Il genio di Canova per il bello. Lo scultore seppe fondere lo splendore dell'idea con il calore della carne, di Antonio Paolucci
Riprendiamo da Luoghi dell’Infinito un articolo scritto da Antonio Paolucci e pubblicato sul numero 240, giugno 2019, pp. 64-69. Restiamo a disposizione per l’immediata rimozione se la sua presenza non fosse gradita a qualcuno degli aventi diritto. I neretti sono nostri ed hanno l’unico scopo di facilitare la lettura on-line. Per ulteriori testi, cfr. la sezione Arte: Settecento e Ottocento.
Centro culturale Gli scritti (27/3/2023)
Antonio Canova, Venere Italica
Nel 1802 papa Pio VII Chiaramonti nomina Antonio Canova Soprintendente Generale del patrimonio archeologico e artistico dello Stato Vaticano e direttore dei Musei.
Lo fa ancorando l'iperbole laudativa a una comparazione storica che proclama - potremmo dire ex cathedra - l'equivalenza fra lo scultore di Possagno e il "divino" Raffaello.
«La Santità di N.S. ha dichiarato che volendo contestarle la sua speciale ammirazione, non ha saputo manifestargliela che seguendo le tracce medesime di Leone X verso l’incomparabile Raffaello d’Urbino, collocandola nel più sublime grado di tutti gli artisti».

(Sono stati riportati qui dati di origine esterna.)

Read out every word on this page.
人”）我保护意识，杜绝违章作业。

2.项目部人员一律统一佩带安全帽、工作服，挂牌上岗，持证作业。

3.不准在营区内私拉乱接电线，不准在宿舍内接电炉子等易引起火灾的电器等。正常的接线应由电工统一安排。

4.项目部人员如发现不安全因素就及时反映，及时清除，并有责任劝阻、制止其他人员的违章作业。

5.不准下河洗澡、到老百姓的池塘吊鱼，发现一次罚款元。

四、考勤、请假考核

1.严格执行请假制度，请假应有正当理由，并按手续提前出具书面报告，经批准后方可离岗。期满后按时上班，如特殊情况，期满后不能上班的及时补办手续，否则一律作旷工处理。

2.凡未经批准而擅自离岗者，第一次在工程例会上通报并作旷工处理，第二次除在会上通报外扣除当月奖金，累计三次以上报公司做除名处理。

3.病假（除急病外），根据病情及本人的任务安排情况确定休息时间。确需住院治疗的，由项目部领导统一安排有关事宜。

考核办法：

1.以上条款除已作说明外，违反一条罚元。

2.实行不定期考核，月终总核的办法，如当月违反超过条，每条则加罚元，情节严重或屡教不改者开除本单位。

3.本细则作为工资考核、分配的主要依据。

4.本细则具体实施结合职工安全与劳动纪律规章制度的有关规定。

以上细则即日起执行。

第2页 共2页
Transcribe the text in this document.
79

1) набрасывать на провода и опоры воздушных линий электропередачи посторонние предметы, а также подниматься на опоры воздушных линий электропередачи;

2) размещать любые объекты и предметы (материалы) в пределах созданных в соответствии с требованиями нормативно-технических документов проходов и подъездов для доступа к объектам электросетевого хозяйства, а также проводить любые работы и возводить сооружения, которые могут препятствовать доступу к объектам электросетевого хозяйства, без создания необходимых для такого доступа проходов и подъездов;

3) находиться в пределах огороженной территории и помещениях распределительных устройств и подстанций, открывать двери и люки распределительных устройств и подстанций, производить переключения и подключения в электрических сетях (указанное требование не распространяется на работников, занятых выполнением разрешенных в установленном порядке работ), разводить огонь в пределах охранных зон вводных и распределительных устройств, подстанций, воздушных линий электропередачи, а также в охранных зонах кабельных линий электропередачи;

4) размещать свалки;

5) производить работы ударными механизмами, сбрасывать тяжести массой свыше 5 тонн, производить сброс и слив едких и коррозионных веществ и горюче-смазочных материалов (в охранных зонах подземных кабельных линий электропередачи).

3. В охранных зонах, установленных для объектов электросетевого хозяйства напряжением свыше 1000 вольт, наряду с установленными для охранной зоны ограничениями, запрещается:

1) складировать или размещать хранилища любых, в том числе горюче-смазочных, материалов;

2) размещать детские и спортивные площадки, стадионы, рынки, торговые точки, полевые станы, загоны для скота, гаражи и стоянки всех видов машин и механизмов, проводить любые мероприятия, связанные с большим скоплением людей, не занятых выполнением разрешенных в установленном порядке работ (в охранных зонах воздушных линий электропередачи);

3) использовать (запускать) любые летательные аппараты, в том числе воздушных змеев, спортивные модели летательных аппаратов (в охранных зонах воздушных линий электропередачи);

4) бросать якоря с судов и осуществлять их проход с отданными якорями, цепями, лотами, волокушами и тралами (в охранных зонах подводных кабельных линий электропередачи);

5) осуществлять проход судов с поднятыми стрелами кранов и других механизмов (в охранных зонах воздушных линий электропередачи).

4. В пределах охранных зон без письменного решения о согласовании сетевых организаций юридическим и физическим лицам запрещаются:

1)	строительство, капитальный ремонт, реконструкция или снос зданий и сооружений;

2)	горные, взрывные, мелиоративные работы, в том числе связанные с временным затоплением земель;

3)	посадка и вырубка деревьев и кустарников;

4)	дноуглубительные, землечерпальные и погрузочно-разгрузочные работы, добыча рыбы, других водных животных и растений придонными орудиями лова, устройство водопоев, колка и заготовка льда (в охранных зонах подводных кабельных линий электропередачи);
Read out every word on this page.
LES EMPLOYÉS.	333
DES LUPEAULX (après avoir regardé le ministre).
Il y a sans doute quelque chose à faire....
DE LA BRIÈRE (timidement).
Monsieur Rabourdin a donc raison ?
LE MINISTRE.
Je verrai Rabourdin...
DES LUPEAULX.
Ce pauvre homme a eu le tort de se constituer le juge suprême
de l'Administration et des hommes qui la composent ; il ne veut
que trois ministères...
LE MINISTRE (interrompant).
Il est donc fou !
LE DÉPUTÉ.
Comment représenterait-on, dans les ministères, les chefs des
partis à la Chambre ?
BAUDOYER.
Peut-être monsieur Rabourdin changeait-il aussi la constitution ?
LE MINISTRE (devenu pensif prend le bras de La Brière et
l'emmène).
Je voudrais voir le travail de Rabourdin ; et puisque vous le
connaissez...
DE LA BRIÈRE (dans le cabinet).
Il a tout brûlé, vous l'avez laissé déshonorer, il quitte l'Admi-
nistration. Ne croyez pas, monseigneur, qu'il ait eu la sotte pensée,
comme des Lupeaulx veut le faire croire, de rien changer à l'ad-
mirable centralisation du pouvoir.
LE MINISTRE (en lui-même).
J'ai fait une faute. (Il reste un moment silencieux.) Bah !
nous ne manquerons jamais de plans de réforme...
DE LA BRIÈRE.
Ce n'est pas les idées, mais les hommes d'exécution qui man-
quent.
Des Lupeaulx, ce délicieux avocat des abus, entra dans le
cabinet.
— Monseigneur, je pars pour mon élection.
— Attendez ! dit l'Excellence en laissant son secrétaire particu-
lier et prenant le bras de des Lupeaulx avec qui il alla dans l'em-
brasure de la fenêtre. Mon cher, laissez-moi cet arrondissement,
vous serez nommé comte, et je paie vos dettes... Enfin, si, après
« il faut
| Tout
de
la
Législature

Così Papa Chiaramonti e non si poteva dire meglio. La deliberazione di Pio VII è il consapevole calco del celebre "breve" del 1515 con il quale Leone X nominava Raffaello Soprintendente alle Antichità di Roma [N.B. de Gli scritti. Per una precisazione di tale affermazione, cfr. Raffaello Sanzio. Santità, non ruiniamo Roma! Al grande pittore si deve l’appassionata difesa delle rovine e l’ardente desiderio di conservarle, misurarle, trasmetterle alle generazioni future, di Salvatore Settis e La Lettera a Leone X di Raffaello e Baldassarre Castiglione nell’analisi di Salvatore Settis. “Modernità di Raffaello. Dalla Lettera a Leone X alla Costituzione italiana”. Una presentazione di Andrea Lonardo]. Come papa Medici aveva riconosciuto, con un atto ufficiale, il primato di Raffaello così, tre secoli dopo, brillando alto nel ciclo d'Europa l’astro di Napoleone, papa Chiaramonti tributava ad Antonio Canova un analogo omaggio di eccezionalità e di eccellenza.
La fortuna dello scultore è ultimamente cresciuta e ai tempi nostri si è rafforzata. Non è servita ad offuscarla la memorabile stroncatura di Roberto Longhi che, nel 1946, nel Viatico di cinque secoli di pittura veneziana giudicava Canova un artista «nato morto il cui cuore è ai Frari, la cui mano è all'Accademia e il resto non so dove». Nonostante questo, per uno di quei moti pendolari non infrequenti nella critica, il nostro secolo ha visto il recupero impetuoso, smagliante dell’immagine di Antonio Canova. Oggi egli è tornato a essere, dopo Michelangelo, lo scultore più ammirato e apprezzato a livello internazionale. L'ultima mostra napoletana a lui dedicata ne è la felice conferma. Oggi la nostra opinione su di lui non è diversa da quella espressa, due secoli fa, da papa Chiaramonti.
Ma in cosa consiste, oggi, il fascino di Canova? Il "miracolo" di Antonio Canova sta nell'essersi egli saputo mantenere in mirabile equilibrio, allo spartiacque di due secoli, fra "idea" e "natura", fra il classicismo di Winckelmann e la nascente sensibilità romantica di Foscolo, di Byron, di Keats.
Da una parte i modelli, dall'altra i sentimenti (l'amore, gli affetti, la malinconia, la mestizia) che inteneriscono i modelli e li rendono nuovi e moderni.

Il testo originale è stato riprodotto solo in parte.